The Klaytn failure is a cautionary tale about the difference between user distribution and product-market fit. Having 54 million users in an adjacent app does not automatically translate into blockchain adoption. Users need reasons to interact with a new financial layer, and those reasons need to deliver value they cannot get from the existing app.

This is where Toss's approach looks more promising — and more differentiated. Klaytn was launched by a messaging company trying to add a financial use case. Toss is a financial company trying to upgrade its financial infrastructure. The SohoScore smart contract lending demo is not a crypto-native product bolted onto an existing app; it is an enhancement of Toss's core credit business. Users would not adopt it because it is on-chain. They would adopt it because it is faster, cheaper, or more accessible than what they use today.

Why Toss's Distribution Moat Is Real — And Fragile

Toss's competitive position deserves both credit and scrutiny. The 30 million registered users represent a genuine structural advantage. No crypto-native blockchain project in South Korea can acquire that distribution from zero. The trust relationship Toss has built — across banking, securities, insurance, and payments — creates a cross-sell surface for blockchain products that competing projects can only dream of.

But distribution is not destiny. The 20% crypto capital gains tax delayed to 2027 will eventually arrive. The Digital Asset Basic Act's bank-majority ownership requirement for stablecoin issuance, if it survives in final form, could structurally disadvantage Toss relative to bank-backed competitors. Shinhan Bank, which participated in Project Hangang and has a dedicated Digital Asset Cell, is building parallel infrastructure from the institutional side.

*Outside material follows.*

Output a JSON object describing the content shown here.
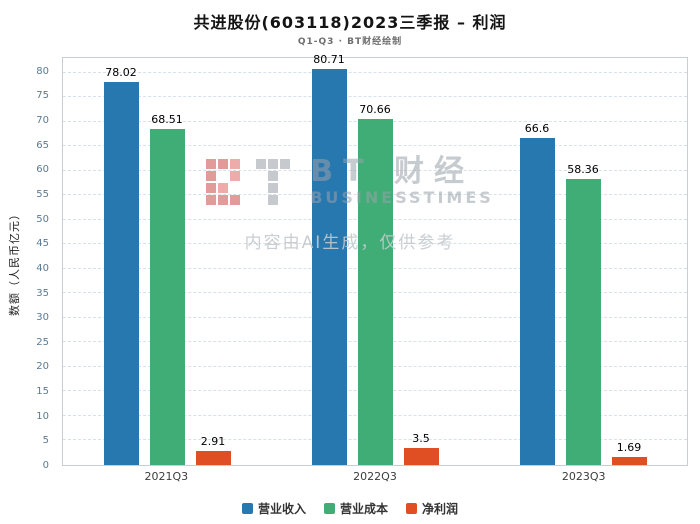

The global ambition adds complexity. Toss is already expanding into Australia as its first international market and has stated that it wants international users to represent half its total user base within five years. Building a blockchain layer that works across jurisdictions — with different regulatory frameworks for stablecoins in each market — is a substantially harder engineering and compliance problem than building a domestic KRW stablecoin.

The Bigger Picture

What makes the Toss story significant beyond Korea is what it represents structurally. For years, the dominant narrative in Web3 was that institutional adoption would come from Wall Street — banks, asset managers, and exchanges building bridges from TradFi into DeFi. That narrative is real, and the evidence is mounting. But a parallel path is emerging: fintech companies that built digital financial infrastructure on top of legacy banking rails are now considering whether blockchain can replace those rails entirely.

Toss is not the only company on this path. WeChat Pay, Revolut, Nubank, and others are navigating similar questions in their respective markets. The common thread is a user base that trusts a fintech interface, has already made the psychological transition away from traditional banking, but still sits on settlement infrastructure that is 30 to 50 years old.

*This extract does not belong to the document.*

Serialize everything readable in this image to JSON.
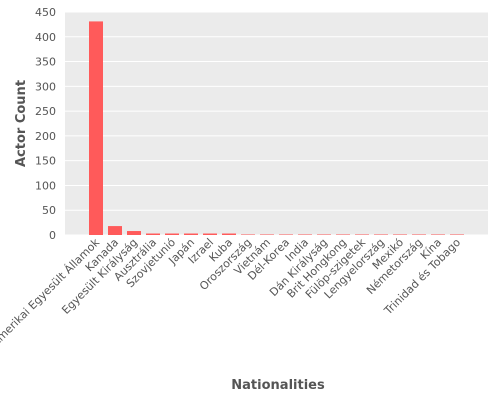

The question "L1 or L2?" is important. But the more fundamental question is whether a financial super-app can use programmable money to deliver user value that is impossible on legacy rails — and do it before regulators, incumbents, or crypto-native competitors close the window.

Toss has filed the trademarks. It is hiring the engineers. The South Korean regulatory framework is crystallizing. The architecture decision is coming. Whether "Money 3.0" joins the list of ambitious fintech blockchain pivots that never found product-market fit — or becomes the template for how fintech eventually absorbs Web3 — may be answered in the next 18 months.